Friday, August 1, 2014

Songs remain the same

Wednesday of this week I drove in to work, because I had to get my car inspected (with one whole day to spare, woohoo!) and by the time the inspection station opened, and got my car through, it was too late to catch a train. Fortunately the whole experience was fairly painless, the car passed with no problems, and I was on my way in short order as planned.

However, it soon became apparent that it is not necessary for a car stereo to be in good working order for the vehicle to pass inspection. The signal started cutting in and out on me almost immediately, probably due to something simple and stupid like a dying fuse, but I didn’t really have time to stop and check and address the issue as I was already late for work. Normally I just listen to the news on NPR in the morning (for the few minutes it takes me to drive from home to the train station, at least) but denied that option, I had to get slightly creative. What I hit upon was opening up one of the apps on my phone that I almost never make use of: Slacker Radio. Sure, the sound quality on my phone’s one external speaker is cheap and tinny, but it beat the deafening silence of being alone with my thoughts.

I set the feed to the 90’s Alternative station, partly because that is a music category reasonably near and dear to my heart and partly because it was one of the first options to pop up on the homescreen which I was trying to manipulate as quickly as possible between traffic light cycles. Of course that nomenclature becomes more and more of a misnomer as time continues to go by, because what gets curated under that heading is everything that broke out of the “alternative” fringes and became broadly popular (or at least recognizable) in the mainstream. I’m not complaining, mind you; a steady stream of the best-known tracks from Smashing Pumpkins and Nine Inch Nails and Soundgarden and Green Day and Weezer was pretty much just what I was looking for, and the occasional deeper cut (quick: name a song by the Presidents of the United States of America that’s not “Lump” and not “Peaches”. Yup, they actually played “Mach 5”!) was a bonus.

Anyway, one of the songs that came up was “One Headlight” by the Wallflowers, which somehow managed to trigger a nostalgia wave that the other songs didn’t. It’s funny, because I’m not sure it’s possible for me to be more neutral on that band. And maybe that’s the point: I don’t actively like them, I don’t actively dislike them, and unlike the Red Hot Chili Peppers and Pearl Jam they seem to have ebbed from our collective consciousness. The fact that they peaked and then faded makes them so very much a 90’s thing. I don’t have any amazing memories of going to a friend’s wedding in 2005 and singing along to “6th Avenue Heartache” at the bar. Any memories that do happen to have the Wallflowers as part of the soundtrack are set in 1990-something.
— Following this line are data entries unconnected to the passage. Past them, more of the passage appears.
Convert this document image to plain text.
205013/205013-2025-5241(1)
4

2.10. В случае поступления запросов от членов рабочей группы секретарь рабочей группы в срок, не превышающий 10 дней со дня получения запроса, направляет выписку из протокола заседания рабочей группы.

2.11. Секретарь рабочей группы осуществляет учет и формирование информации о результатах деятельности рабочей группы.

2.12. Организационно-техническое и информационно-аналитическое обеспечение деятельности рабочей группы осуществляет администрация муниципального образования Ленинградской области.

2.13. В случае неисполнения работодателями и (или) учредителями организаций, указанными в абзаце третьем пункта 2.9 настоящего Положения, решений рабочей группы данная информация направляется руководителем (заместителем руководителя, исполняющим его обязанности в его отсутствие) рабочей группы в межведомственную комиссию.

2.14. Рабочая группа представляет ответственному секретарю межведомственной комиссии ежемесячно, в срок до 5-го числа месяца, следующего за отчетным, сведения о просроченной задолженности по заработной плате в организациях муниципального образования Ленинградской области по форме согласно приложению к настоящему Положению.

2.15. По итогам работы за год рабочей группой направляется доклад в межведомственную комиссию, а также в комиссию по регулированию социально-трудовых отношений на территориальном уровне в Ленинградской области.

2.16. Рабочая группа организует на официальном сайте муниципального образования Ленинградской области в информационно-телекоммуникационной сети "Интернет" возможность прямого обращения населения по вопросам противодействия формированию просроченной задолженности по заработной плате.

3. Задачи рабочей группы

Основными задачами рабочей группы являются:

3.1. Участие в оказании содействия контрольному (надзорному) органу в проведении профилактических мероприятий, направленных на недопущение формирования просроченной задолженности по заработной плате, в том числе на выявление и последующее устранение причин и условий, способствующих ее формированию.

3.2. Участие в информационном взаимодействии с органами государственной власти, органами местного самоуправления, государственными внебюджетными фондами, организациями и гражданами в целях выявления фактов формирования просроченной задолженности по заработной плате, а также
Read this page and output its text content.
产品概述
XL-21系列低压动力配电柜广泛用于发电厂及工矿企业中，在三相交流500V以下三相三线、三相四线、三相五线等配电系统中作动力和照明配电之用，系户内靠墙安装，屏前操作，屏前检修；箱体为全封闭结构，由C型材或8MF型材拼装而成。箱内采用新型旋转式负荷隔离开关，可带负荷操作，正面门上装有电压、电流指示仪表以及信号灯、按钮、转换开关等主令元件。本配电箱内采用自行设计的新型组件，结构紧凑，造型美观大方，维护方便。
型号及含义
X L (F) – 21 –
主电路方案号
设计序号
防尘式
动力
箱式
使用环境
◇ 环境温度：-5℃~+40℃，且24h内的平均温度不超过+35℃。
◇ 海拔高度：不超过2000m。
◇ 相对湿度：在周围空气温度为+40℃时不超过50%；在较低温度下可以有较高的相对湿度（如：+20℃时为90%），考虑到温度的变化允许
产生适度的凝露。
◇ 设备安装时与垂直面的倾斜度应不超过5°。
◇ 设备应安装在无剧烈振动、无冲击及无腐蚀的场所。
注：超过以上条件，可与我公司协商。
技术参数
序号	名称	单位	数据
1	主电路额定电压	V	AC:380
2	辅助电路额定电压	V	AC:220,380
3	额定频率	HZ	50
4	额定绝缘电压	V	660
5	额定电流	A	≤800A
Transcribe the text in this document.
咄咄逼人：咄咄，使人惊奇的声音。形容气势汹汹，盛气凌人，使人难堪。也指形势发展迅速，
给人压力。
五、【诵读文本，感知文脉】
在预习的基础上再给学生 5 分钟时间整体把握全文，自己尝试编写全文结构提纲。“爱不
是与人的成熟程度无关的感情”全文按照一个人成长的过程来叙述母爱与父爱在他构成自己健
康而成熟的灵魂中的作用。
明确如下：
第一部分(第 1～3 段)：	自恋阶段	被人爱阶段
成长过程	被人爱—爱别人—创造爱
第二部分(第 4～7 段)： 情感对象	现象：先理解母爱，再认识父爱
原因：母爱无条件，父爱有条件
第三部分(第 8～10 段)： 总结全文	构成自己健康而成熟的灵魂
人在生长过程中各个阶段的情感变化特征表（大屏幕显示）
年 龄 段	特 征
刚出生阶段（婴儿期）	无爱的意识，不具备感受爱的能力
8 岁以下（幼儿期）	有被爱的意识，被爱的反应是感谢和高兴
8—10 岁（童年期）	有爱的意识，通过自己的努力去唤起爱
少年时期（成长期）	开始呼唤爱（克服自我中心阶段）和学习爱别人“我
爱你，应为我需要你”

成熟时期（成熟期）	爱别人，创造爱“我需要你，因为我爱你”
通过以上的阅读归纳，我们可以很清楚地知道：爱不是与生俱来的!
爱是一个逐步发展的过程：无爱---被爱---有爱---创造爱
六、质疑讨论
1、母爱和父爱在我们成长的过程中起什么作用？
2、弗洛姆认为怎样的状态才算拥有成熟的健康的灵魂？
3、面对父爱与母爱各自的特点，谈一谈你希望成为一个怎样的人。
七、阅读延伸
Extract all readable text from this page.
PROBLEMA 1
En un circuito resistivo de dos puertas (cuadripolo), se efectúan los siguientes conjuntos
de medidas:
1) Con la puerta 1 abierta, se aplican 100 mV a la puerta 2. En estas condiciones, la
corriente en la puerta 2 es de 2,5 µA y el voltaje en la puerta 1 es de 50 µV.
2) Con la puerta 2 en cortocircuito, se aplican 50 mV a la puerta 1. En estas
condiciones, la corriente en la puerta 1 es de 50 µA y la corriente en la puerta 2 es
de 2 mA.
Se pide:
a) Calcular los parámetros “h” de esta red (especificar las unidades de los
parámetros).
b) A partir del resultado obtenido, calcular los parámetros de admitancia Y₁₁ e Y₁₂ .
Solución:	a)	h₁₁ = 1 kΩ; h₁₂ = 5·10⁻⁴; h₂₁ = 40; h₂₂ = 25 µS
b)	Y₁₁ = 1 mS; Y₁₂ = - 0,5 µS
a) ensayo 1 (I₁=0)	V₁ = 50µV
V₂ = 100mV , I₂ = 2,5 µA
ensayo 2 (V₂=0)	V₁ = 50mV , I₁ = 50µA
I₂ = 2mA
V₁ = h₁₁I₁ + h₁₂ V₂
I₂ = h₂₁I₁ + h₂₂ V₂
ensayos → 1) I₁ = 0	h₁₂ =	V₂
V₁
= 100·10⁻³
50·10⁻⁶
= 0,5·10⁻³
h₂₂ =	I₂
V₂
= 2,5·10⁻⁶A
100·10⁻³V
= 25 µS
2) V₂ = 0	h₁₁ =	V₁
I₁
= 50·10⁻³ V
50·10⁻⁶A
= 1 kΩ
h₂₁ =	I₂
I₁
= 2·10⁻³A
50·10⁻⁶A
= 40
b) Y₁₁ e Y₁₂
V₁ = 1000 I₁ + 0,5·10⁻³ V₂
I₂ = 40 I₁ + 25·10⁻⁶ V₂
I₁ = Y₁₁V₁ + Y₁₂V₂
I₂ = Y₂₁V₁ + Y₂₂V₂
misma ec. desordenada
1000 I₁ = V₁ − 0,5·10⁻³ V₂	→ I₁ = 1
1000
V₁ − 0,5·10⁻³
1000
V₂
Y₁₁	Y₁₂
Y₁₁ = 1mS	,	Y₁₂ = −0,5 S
Specifically, I associate the band and the singles off their biggest album with a pivotal phase of my own life. Not to sound like a broken record (ha ha), but I refer of course to the massive inflection point of my (first) post-college relocation from Jersey to Virginia in late ‘96. Those early days of living on my own (meaning separate from my parents and not on a campus) involved a lot of driving around, to and from work, back and forth to visit friends from school who had also settled in the area, and my car radio was permanently tuned to my beloved, much-missed WHFS, which at the time (because it would have been redundant to stick “90’s” on it) was simply the alt-rock station. And in those same early days, the Wallflowers were just blowing up, and would forever-after be inextricably linked.

I also, if I can make some wild attempts at deep explication here, think there’s more to it than just airplay oversaturation. And I don’t think it’s the music itself, not lyrically, not sound-of-the-zeitgeist-wise; as I said, the Wallflowers don’t evoke particularly strong aesthetic reactions from me either way. I think it’s Jakob Dylan. Not as a singer or songwriter, but as a persona. The timing is just exquisite: there I was, done with school, working full-time, undeniably entering the officially adult stage of my life, proclaiming my independence from the family I had grown up in. Bob Dylan belonged to my parents’ generation, but now he had a son who was old enough to have his own successful career, just like I was now old enough to have my own life. I think I was aware of those parallels on some level and I think they resonated, to the extent that it’s impossible for me to associate the Wallflowers with anything but those crazy days of us Gen X’ers spreading their fledgling wings and making their way in the real world, ready for our turn, ready to take over.

Of course, since then it’s been fifteen-plus years of the Boomers hanging around and hanging around some more, kind of awkwardly sharing everything from the job market to the political stage to the pop culture spheres with the Gen X’ers and now the MIllennials, too. I’m pretty sure Bob Dylan has put out more material than his son since Y2K. And on the dinosaur rock station I listen to in the car (when I’m not listening to the news, and when the stereo feels like working), the DJ is just as likely to play R.E.M. as The Who. The differences between today and yesterday tend to collapse by the time tomorrow comes, and sooner or later all of now gets labeled as a bygone decade, for whatever it’s worth.